T20 has transformed Cricket and not for the better

I’ve always loved the movies, with all their Tinseltown trickery, twists and thrilling plot developments.

Sometimes, as in “The Usual Suspects”, you can only clap your hands and acknowledge you didn’t see it coming.

In other cases, there’s a sense of “Is that it?” That was my feeling at the end of “Moon” by David Bowie’s son, Duncan Jones and “The Sixth Sense, which was so bleedin’ obvious.

Sport, though, is meant to be a tale of the unexpected. When two good teams lock horns, the outcome should be in doubt, because, well because, that is the way it should be.

But Twenty20 cricket has transformed all that. And, most assuredly, not for the better.

I’ve just watched a T20 contest between South Africa and England. If you missed it, well done! It was an object lesson in how to serve up botched batting, bumbled bowling and bloody awful fielding.

This event attracted over 19,000 spectators, which is more than the crowds who watched any day of the Test series between these sides. And yes, I’m a traditionalist. But I don’t think that prohibits me from voicing three short, sharp messages.

Firstly, who thinks these tussles are ruining cricket as we know it? The batting effort of both teams was a mixture of incompetence, ineptitude and innate lack of, dread word, discipline. Almost nobody dug in, eked out runs, or managed an innings in the old-fashioned way.

Secondly, and I dislike being critical of umpires, what happened to officials trusting their own judgment without having to rely on DRS? England collapsed in a heap to 134 for 8, and that should have been the end of it, but the umpires kept making mistakes. Mind you, so did the players.

This is in a climate where Mahendra Singh Dhoni has been accused of match-fixing. One where Asad Rauf has been banned for five years. One where …but you get the picture. As for Friday’s match, easy catches were spoiled on such a regular basis it beggared belief.

Not with the broadcasters, although that will eventually happen.

And then, a few years from now, cricketers, young guys with mouths to feed – and it’s still no excuse – will admit they got out first ball or fluffed a catch or bowled consecutive wides, not because they got it wrong, but on behalf of spot-fixers in Asia, America and the Australasian market. They will be full of contrition, packed with remorse. And what will it mean?

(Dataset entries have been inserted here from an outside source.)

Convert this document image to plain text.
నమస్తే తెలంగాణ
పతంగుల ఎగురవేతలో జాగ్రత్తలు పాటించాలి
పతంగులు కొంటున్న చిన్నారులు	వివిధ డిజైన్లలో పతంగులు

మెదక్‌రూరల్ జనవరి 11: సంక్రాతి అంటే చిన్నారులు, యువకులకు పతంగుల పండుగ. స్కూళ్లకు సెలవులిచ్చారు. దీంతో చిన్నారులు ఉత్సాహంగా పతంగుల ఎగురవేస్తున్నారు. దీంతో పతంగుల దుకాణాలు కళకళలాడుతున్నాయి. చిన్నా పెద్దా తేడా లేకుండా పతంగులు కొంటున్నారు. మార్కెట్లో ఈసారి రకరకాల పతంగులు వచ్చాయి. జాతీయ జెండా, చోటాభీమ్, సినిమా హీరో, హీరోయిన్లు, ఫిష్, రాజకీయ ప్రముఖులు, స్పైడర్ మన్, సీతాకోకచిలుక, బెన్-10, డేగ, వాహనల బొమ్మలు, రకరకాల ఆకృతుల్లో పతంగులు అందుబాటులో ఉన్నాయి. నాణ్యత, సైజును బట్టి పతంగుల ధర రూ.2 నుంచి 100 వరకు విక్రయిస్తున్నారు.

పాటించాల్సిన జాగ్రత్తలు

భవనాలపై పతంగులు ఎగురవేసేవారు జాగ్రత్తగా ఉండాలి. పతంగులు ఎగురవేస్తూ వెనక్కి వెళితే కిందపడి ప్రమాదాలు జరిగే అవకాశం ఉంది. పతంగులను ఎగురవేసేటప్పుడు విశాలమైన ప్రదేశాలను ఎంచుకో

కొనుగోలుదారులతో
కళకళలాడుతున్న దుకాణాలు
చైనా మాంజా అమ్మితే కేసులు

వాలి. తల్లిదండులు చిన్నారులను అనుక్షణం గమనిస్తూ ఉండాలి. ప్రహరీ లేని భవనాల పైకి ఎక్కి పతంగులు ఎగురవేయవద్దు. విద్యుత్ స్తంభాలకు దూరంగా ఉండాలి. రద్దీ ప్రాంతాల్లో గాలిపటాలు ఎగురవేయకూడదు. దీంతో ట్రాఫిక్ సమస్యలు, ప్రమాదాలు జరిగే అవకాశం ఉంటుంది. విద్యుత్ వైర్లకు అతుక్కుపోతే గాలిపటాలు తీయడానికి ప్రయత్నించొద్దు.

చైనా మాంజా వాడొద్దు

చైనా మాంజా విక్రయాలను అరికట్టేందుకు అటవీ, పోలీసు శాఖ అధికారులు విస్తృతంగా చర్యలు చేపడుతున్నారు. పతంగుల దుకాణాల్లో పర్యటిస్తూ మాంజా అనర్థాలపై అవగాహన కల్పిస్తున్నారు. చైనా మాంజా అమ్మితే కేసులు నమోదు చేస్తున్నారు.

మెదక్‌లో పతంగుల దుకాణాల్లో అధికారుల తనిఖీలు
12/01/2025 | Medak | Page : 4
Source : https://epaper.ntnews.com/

This brings me to my third point and I can express it very quickly. To wit, why doesn’t the ICC devise a register of the best T20 players and demand they all sign a legal document, insisting they and their buddies have no contact with bookmakers. And, if found guilty, they never play again.

I once asked the great Scottish athlete Liz McColgan, a world champion in 1991, who was conned by Chinese cheats the following year, how to deal with offenders.

She said simply: “They should be banned for life. End of story”.

I agree 100%.

Comments

  1. Luke Reynolds says

    I reckon the bowling has got worse in T20. So many bad balls delivered when the batsmen are on fire.
    For mine T20 cricket is important but must remain as an entree, not a main course to the cricket feast.